US LCCs score better than either of the other carrier categories in four measurable performance areas, according to San Jose’s director of aviation Prof Triant Flores and his co-author Felipe Reyes, manager technical audits at Air Canada Technical Services. The four areas are accident rates, incident rates, on-time performance and schedule compliance.

The period under study is 1 January 2000-31 December 2004, but it excludes the 9/11 events, Flores told last week’s Flight Safety Foun­dation/European Regions Air­line Association European Aviation Safety Seminar in Athens, Greece.

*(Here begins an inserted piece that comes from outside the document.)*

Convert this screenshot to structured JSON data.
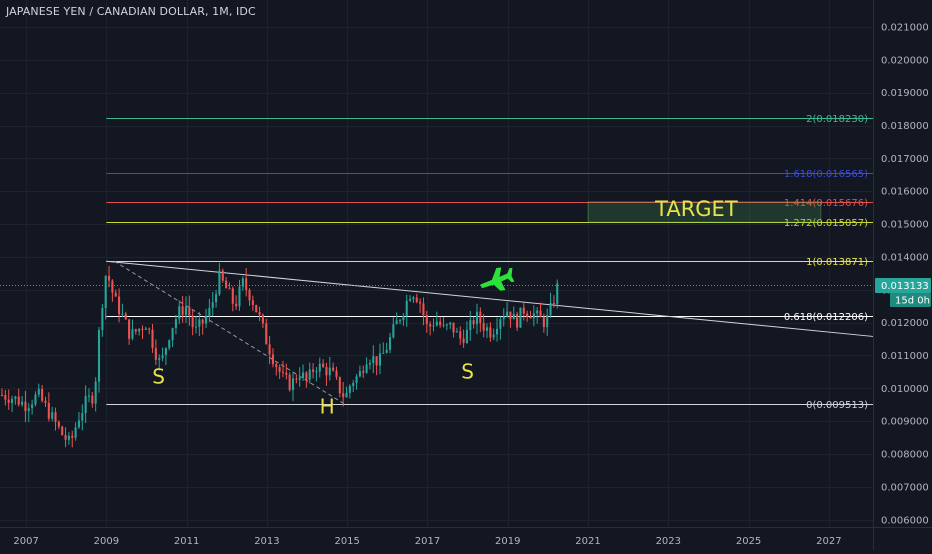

Airlines studied were the top five US mainline scheduled carriers by number of departures, the top four LCCs and the top four regionals.

The mainline carriers have an accident rate (as defined by the US Federal Aviation Administration) of 4.98 per million departures, the LCCs 2.38 and the regionals 3.91 (see chart). Because one of the LCCs has had no accidents, the study includes incident rates and these, respectively, are 31.29, 13.91 and 22.88 per million departures.

Only the top two LCCs designated as such by the FAA are considered by Flores to comply with what is now accepted as the classic no-frills LCC model, but if those alone were compared, the performance disparity in their favour would have been even more dramatic, Flores says.

He concludes that strategic choices and organisational cultures were key to performance, citing the LCCs’ choice of single-type fleets of third-generation jets, and “simpler organisational structures”.